04 May Are rewards and recognition schemes really worth the effort…Surely a good salary is all that is needed to keep staff happy?
I don’t think just a good salary has ever been the only thing that would sway someone to either take a job or stay with their current employer. I remember many years ago I was working in a local authority sitting at my desk thinking ‘I can do more than this’ not only because the job was becoming a little tedious to me but also, I couldn’t see any other opportunities in the near future. My Supervisor was only a few years off retirement age and it was assumed that I would take over her role but apart from the salary, nothing else would change, the job would still be the same.
A chance conversation with a Solicitor from outside of the authority led me to start an evening college course to learn about the law which I really enjoyed and at the end of the first year I approached the solicitor who headed the legal department to ask if there would be any opportunities in the Council for me to be part of that team. He just smiled, leaned back in his chair behind a wall of his cigar smoke and said, “You’ll never be a solicitor because you haven’t been to University”. Well, that was wrong to start with because there was definitely a route to becoming a solicitor if I had wanted to, but it was more his scathing attitude that hurt.
So, I started contacting legal firms to see if they had an opportunity for a trainee Legal Executive and eventually I was offered a job on the strength that I had started the course. It was only at that point that the Council’s solicitor said he could offer me a position and match the salary. I didn’t take him up on the offer because the reason I wanted to leave was nothing to do with the salary it was because I was not confident that the support would be there, I had lost my faith in him.

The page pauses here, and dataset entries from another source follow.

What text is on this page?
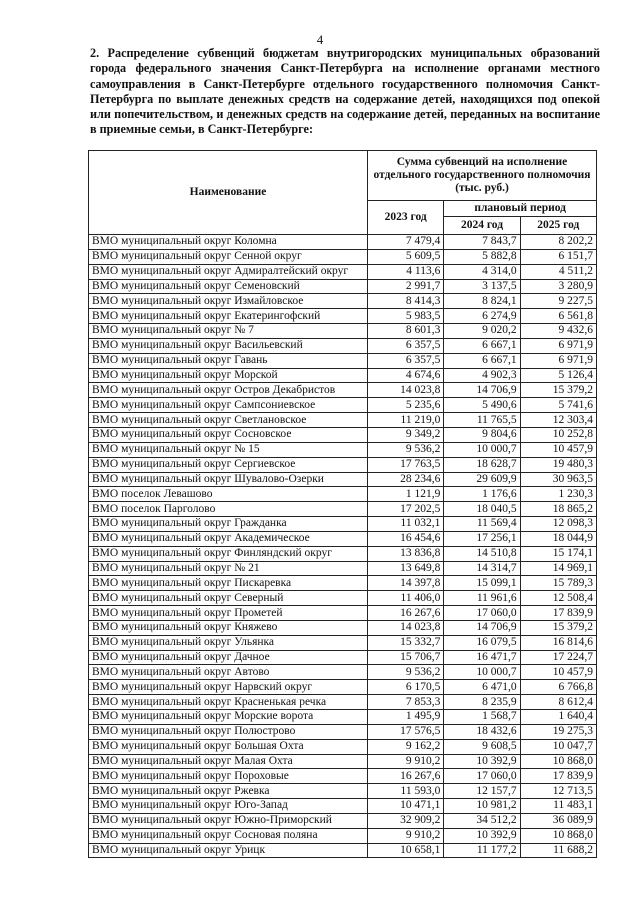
4
2. Распределение субвенций бюджетам внутригородских муниципальных образований города федерального значения Санкт-Петербурга на исполнение органами местного самоуправления в Санкт-Петербурге отдельного государственного полномочия Санкт-Петербурга по выплате денежных средств на содержание детей, находящихся под опекой или попечительством, и денежных средств на содержание детей, переданных на воспитание в приемные семьи, в Санкт-Петербурге:
Наименование	Сумма субвенций на исполнение отдельного государственного полномочия (тыс. руб.)		
	2023 год	плановый период	
		2024 год	2025 год
ВМО муниципальный округ Коломна	7 479,4	7 843,7	8 202,2
ВМО муниципальный округ Сенной округ	5 609,5	5 882,8	6 151,7
ВМО муниципальный округ Адмиралтейский округ	4 113,6	4 314,0	4 511,2
ВМО муниципальный округ Семеновский	2 991,7	3 137,5	3 280,9
ВМО муниципальный округ Измайловское	8 414,3	8 824,1	9 227,5
ВМО муниципальный округ Екатерингофский	5 983,5	6 274,9	6 561,8
ВМО муниципальный округ № 7	8 601,3	9 020,2	9 432,6
ВМО муниципальный округ Васильевский	6 357,5	6 667,1	6 971,9
ВМО муниципальный округ Гавань	6 357,5	6 667,1	6 971,9
ВМО муниципальный округ Морской	4 674,6	4 902,3	5 126,4
ВМО муниципальный округ Остров Декабристов	14 023,8	14 706,9	15 379,2
ВМО муниципальный округ Сампсониевское	5 235,6	5 490,6	5 741,6
ВМО муниципальный округ Светлановское	11 219,0	11 765,5	12 303,4
ВМО муниципальный округ Сосновское	9 349,2	9 804,6	10 252,8
ВМО муниципальный округ № 15	9 536,2	10 000,7	10 457,9
ВМО муниципальный округ Сергиевское	17 763,5	18 628,7	19 480,3
ВМО муниципальный округ Шувалово-Озерки	28 234,6	29 609,9	30 963,5
ВМО поселок Левашово	1 121,9	1 176,6	1 230,3
ВМО поселок Парголово	17 202,5	18 040,5	18 865,2
ВМО муниципальный округ Гражданка	11 032,1	11 569,4	12 098,3
ВМО муниципальный округ Академическое	16 454,6	17 256,1	18 044,9
ВМО муниципальный округ Финляндский округ	13 836,8	14 510,8	15 174,1
ВМО муниципальный округ № 21	13 649,8	14 314,7	14 969,1
ВМО муниципальный округ Пискаревка	14 397,8	15 099,1	15 789,3
ВМО муниципальный округ Северный	11 406,0	11 961,6	12 508,4
ВМО муниципальный округ Прометей	16 267,6	17 060,0	17 839,9
ВМО муниципальный округ Княжево	14 023,8	14 706,9	15 379,2
ВМО муниципальный округ Ульянка	15 332,7	16 079,5	16 814,6
ВМО муниципальный округ Дачное	15 706,7	16 471,7	17 224,7
ВМО муниципальный округ Автово	9 536,2	10 000,7	10 457,9
ВМО муниципальный округ Нарвский округ	6 170,5	6 471,0	6 766,8
ВМО муниципальный округ Красненькая речка	7 853,3	8 235,9	8 612,4
ВМО муниципальный округ Морские ворота	1 495,9	1 568,7	1 640,4
ВМО муниципальный округ Полюстрово	17 576,5	18 432,6	19 275,3
ВМО муниципальный округ Большая Охта	9 162,2	9 608,5	10 047,7
ВМО муниципальный округ Малая Охта	9 910,2	10 392,9	10 868,0
ВМО муниципальный округ Пороховые	16 267,6	17 060,0	17 839,9
ВМО муниципальный округ Ржевка	11 593,0	12 157,7	12 713,5
ВМО муниципальный округ Юго-Запад	10 471,1	10 981,2	11 483,1
ВМО муниципальный округ Южно-Приморский	32 909,2	34 512,2	36 089,9
ВМО муниципальный округ Сосновая поляна	9 910,2	10 392,9	10 868,0
ВМО муниципальный округ Урицк	10 658,1	11 177,2	11 688,2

Retaining staff is easier if they feel valued and their hard work is recognised, they will be more motivated and in turn this can often lead to them motivating the staff around them. If there is discourse in the teams because some members just turn up for work but are not fully engaged, this can have a negative impact on the rest of the team. Committed staff will work hard but too often they burnout and quite often this is because they work hard but feel unappreciated. They may not say anything but in the end they usually leave.
So how do you show your appreciation and engage your employees? They need to feel part of a team and that their efforts are worthwhile. If there is a reward scheme in place which motivates staff they are more likely to continue to work hard which is good for the company and creates a positive atmosphere for everyone in the team. Rewards can mean many things, it could be flexible working, making sure there are processes in place for employee opinions to be heard and recognised or it could be perks such as gym memberships, health care provisions or activities. The important thing is for it to be made clear that employee opinions and input matters and so a scheme can be implemented around that feedback.
We have worked with clients who use our wellbeing services as part of a reward scheme. Sometimes it is a particular department who has been asked to work over and above the normal duties due to a particularly busy time of the year for them, or teams reaching their sales targets.
One of our clients, The Queen Elizabeth Academy ask us to provide massages to their staff as they start their busiest part of the year in the lead up to student external examinations. The aim is to reward and motivate staff which adds to the feeling of value as a team member as well as receiving the restorative benefits of the massage. It is also open to the whole team including those in caretaking, cleaning, admin and support through to teaching and senior staff.
Jo Bickley, PA to the Principal said “An enjoyable session for all staff involved, everyone
came to say thanks for organising it and even the Principal and Deputy Principal managed 20
minutes of anti-stress relaxation! A big success, many thanks.”